Tıp dergisi Lancet'te yayınlanan bir araştırma, 2050 yılında her 4 ülkeden 3'ünün "nüfus azlığı" tehdidiyle karşı karşıya kalacağını ortaya çıkardı.
Bilim insanları, bu durumu "sarsıcı bir sosyal değişim" olarak tanımlarken 2100 yılına gelindiğinde ise bu oranın yüzde 97'ye çıkabileceğini duyurdu. Ülkelerin yapısını değiştirecek bu olay sebebiyle İngiltere ve ABD gibi "güçlü ülkelerin" göçe bağımlı hale geleceği de belirtildi.
Yaşlanan nüfusun yenilenmemesi durumunda kamu hizmetlerinin ve ekonomik büyümenin risk altına gireceği belirtilirken sürekli azalan doğum oranlarının da sağlık ve bakım alanı üzerinde büyük bir baskı yaratacağı kaydedildi.
Araştırmacılar 2100 yılında Türkiye'de ortalama olarak 1 kadının 1.17 çocuk doğuracağını öngörüyor. 2050'de bu oran 1.32 olurken 2021'de ise 1.67 olarak kayıtlara geçti.
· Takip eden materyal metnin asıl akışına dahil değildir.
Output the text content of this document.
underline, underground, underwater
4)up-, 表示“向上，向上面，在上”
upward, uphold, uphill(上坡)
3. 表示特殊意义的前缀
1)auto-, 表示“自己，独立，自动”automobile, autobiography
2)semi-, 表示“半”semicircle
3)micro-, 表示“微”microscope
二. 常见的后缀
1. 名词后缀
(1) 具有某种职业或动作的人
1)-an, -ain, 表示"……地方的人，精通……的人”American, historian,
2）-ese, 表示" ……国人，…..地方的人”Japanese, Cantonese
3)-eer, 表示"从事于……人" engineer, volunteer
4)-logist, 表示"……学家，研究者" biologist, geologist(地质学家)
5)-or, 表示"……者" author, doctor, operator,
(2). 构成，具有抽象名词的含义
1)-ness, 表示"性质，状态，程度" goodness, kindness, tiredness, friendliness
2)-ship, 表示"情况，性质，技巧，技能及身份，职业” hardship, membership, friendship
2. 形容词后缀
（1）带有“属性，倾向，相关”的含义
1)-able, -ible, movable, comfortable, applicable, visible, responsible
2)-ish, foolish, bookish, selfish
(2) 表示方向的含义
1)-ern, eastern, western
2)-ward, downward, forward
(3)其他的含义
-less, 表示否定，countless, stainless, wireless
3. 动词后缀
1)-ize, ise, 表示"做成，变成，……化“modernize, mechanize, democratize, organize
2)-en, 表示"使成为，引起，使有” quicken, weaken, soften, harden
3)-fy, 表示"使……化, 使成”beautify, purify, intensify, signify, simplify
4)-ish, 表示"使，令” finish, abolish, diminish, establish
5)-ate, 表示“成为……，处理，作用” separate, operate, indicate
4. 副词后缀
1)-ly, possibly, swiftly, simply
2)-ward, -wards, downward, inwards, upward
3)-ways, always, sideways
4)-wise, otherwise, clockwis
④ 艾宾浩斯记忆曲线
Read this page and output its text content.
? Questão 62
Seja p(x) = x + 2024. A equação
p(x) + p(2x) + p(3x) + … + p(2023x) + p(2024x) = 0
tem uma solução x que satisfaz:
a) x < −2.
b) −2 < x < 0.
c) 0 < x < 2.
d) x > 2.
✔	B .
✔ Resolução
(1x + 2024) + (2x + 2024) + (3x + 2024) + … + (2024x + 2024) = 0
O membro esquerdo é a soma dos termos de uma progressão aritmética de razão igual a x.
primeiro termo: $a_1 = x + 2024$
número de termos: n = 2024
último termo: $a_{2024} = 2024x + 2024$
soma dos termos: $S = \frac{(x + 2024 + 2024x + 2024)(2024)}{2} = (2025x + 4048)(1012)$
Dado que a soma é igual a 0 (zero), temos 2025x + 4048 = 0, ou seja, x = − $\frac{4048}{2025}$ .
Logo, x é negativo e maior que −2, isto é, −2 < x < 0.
Tesla, SpaceX ve X'in sahibi olan Elon Musk da sık sık bu konuda açıklamalarda bulunuyor. Musk, 2017 yılında Dünya nüfusunun çöküşe doğru hızlandığını ve buna rağmen çok az insanın bunu fark ettiğini söylemişti.
BİLİM İNSANLARI ÇÖZÜM SUNDU
Washington Üniversitesi Tıp Fakültesi'nden Dr. Natalia Bhattacharjee, bu eğilimlerin küresel ekonomiyi ve uluslararası güç dengesini tamamen yeniden yapılandıracağını söyledi. Bhattacharjee, "Bunun etkileri çok büyük. Doğurganlık oranları ve canlı doğumlardaki bu gelecek trendleri, küresel ekonomiyi ve uluslararası güç dengesini tamamen yeniden yapılandıracak ve toplumların yeniden düzenlenmesini gerektirecektir" dedi.
Bilim insanı doğum oranlarının artırılması için de bazı tavsiyelerde bulundu. Bhattacharjee, "Doğum oranlarını iyileştirmeye yönelik sosyal politikalar, örneğin daha fazla ebeveyn izni, ücretsiz çocuk bakımı, mali teşvikler ve ilave istihdam hakları, doğurganlık oranlarında küçük bir artış sağlayabilir. Ancak çoğu ülke ikame seviyelerinin altında kalacaktır" dedi.